Wuhan, the Chinese city known as the home of a new virus that has sickened dozens, killed one man and sparked international concern, is not an obvious holiday destination.
But Tian, a tourist from another metropolis around three hours' drive away, decided to make the trip despite trepidation from his family over reports of a mysterious pneumonia outbreak.
"I said I should be fine, so I came," he told AFP after checking out of his hotel on Sunday, wearing a face mask as a precaution nonetheless.
Residents of the central city seem just as unconcerned about the disease, believed to be from the same family as SARS -- an infectious coronavirus that killed hundreds of people in mainland China and Hong Kong in 2002-2003.
So far 41 people with pneumonia-like symptoms have been diagnosed with the new virus in Wuhan, with authorities disclosing on Saturday the death of a 61-year-old man two days earlier.
The outbreak began just weeks before China's busiest annual travel period, and national plane and rail authorities are closely watching developments as millions prepare to visit family at Lunar New Year.
No clear evidence of human-to-human transmission has yet been detected, according to the local health commission.
Huanan Seafood Wholesale Market in the city centre -- where multiple pneumonia patients worked -- is still cordoned off after being shut down on January 1.
But multiple restaurants sharing the same building were open and serving customers early Sunday morning.
Initial reports about the virus had raised fears that SARS was back, prompting authorities to punish eight people for posting false information online.
While the outbreak sparked a run on face masks at pharmacies in Hong Kong, where scientists urged people to stay vigilant, few on the streets of central Wuhan were sporting masks this weekend.
Most of the guards stationed around the seafood market were not wearing protective gear, although one group of security staff who had entered the market area wore masks and hats and were instructed at a morning briefing to stay covered at all times.
Multiple people without safety equipment were seen exiting and entering the market, however, while some guards appeared more concerned about the spread of unflattering images than contagion.
One of them threatened to track down AFP reporters for filming a confrontation between the guards and an elderly man who wanted to enter the market.

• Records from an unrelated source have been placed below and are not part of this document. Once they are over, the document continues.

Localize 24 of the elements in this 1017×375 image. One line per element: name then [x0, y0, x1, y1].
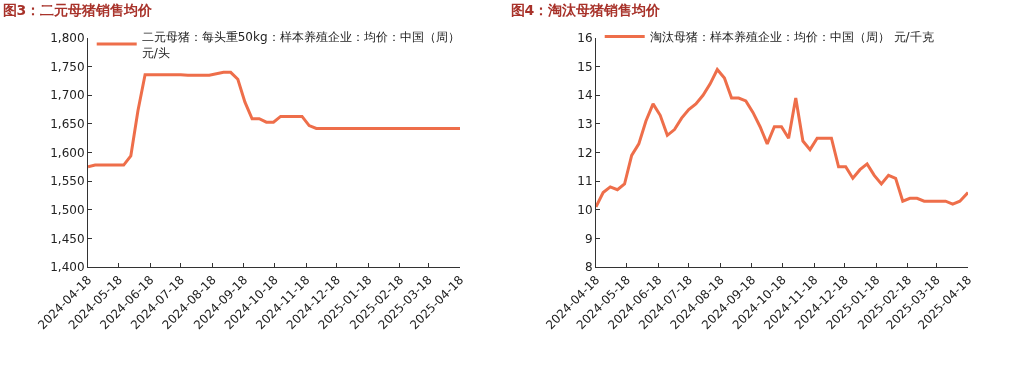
y-tick-label: 1,700 — [50, 88, 85, 103]
y-tick-label: 11 — [577, 174, 593, 189]
chart-title: 图3：二元母猪销售均价 — [2, 2, 154, 19]
y-tick-label: 10 — [577, 202, 593, 217]
y-tick-label: 8 — [584, 260, 593, 275]
y-tick-label: 1,450 — [50, 231, 85, 246]
y-tick-label: 1,800 — [50, 31, 85, 46]
legend-label: 二元母猪：每头重50kg：样本养殖企业：均价：中国（周）元/头 — [141, 29, 460, 60]
y-tick-label: 1,750 — [50, 59, 85, 74]
y-tick-label: 15 — [577, 59, 593, 74]
line-series — [596, 67, 968, 209]
y-tick-label: 13 — [577, 117, 593, 132]
y-tick-label: 1,550 — [50, 174, 85, 189]
y-tick-label: 1,500 — [50, 202, 85, 217]
y-tick-label: 1,600 — [50, 145, 85, 160]
y-tick-label: 9 — [584, 231, 593, 246]
line-series — [88, 70, 460, 169]
y-tick-label: 16 — [577, 31, 593, 46]
y-tick-label: 12 — [577, 145, 593, 160]
y-tick-label: 14 — [577, 88, 593, 103]
y-tick-label: 1,400 — [50, 260, 85, 275]
legend-label: 淘汰母猪：样本养殖企业：均价：中国（周） 元/千克 — [649, 30, 934, 45]
y-tick-label: 1,650 — [50, 117, 85, 132]
chart-title: 图4：淘汰母猪销售均价 — [510, 2, 662, 19]
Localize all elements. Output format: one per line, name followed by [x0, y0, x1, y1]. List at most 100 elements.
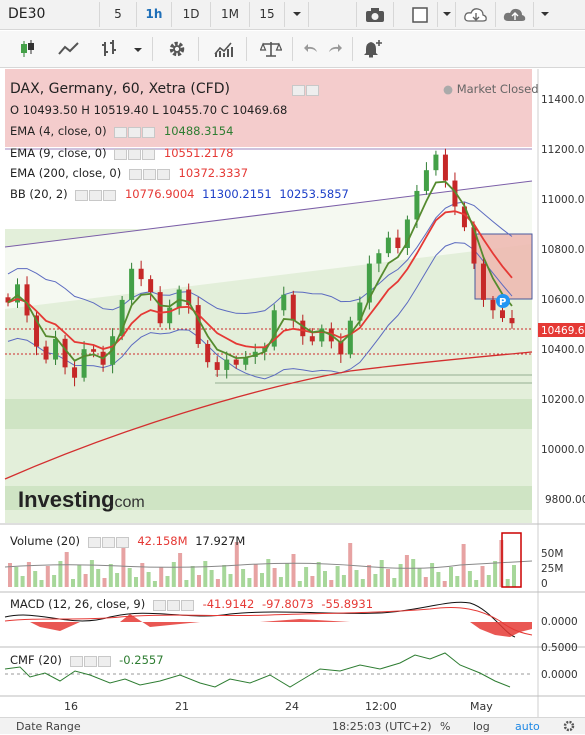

The same guard said merchants had been allowed to enter the facility to check on their stalls, accompanied by security staff.
-'Nothing you can do'-
Chinese scientists said last week they believe the pathogen is a previously unknown type of coronavirus -- a broad family ranging from the common cold to more serious illnesses like SARS.
Hong Kong's Department of Health said Saturday that genetic sequencing of the virus found in one of the Wuhan patients indicated it was 80 percent similar to SARS found in bats.
But they said it was too soon to conclude that it was a SARS strain.
Outside the medical centre in Wuhan where the infected are being treated, patients discharged after being seen for other illnesses waited for buses and taxis, some without face masks.
Visitors were free to enter and exit the hospital compound, although a guard physically blocked AFP from filming a group of patients moving between buildings, saying it was a "sensitive" scene.
Two women surnamed Yan and Shu who had been discharged said on Sunday that hospital authorities had pushed overnight for as many patients unrelated to the pneumonia outbreak to be sent home as possible.
"Most of the building is empty," Shu said, adding that she believed more pneumonia patients would soon be transferred there.
Another woman surnamed Yan, waiting for a bus near the hospital with her husband and three-year-old daughter, said she was concerned about the virus but felt there was little point in worrying.
"If the illness looks for us, there's nothing we can do," she said.
Her husband Cao said most of their neighbours in the Wuchang district across the river from Huanan market were "not worried", as they rarely crossed over to the other side of the city.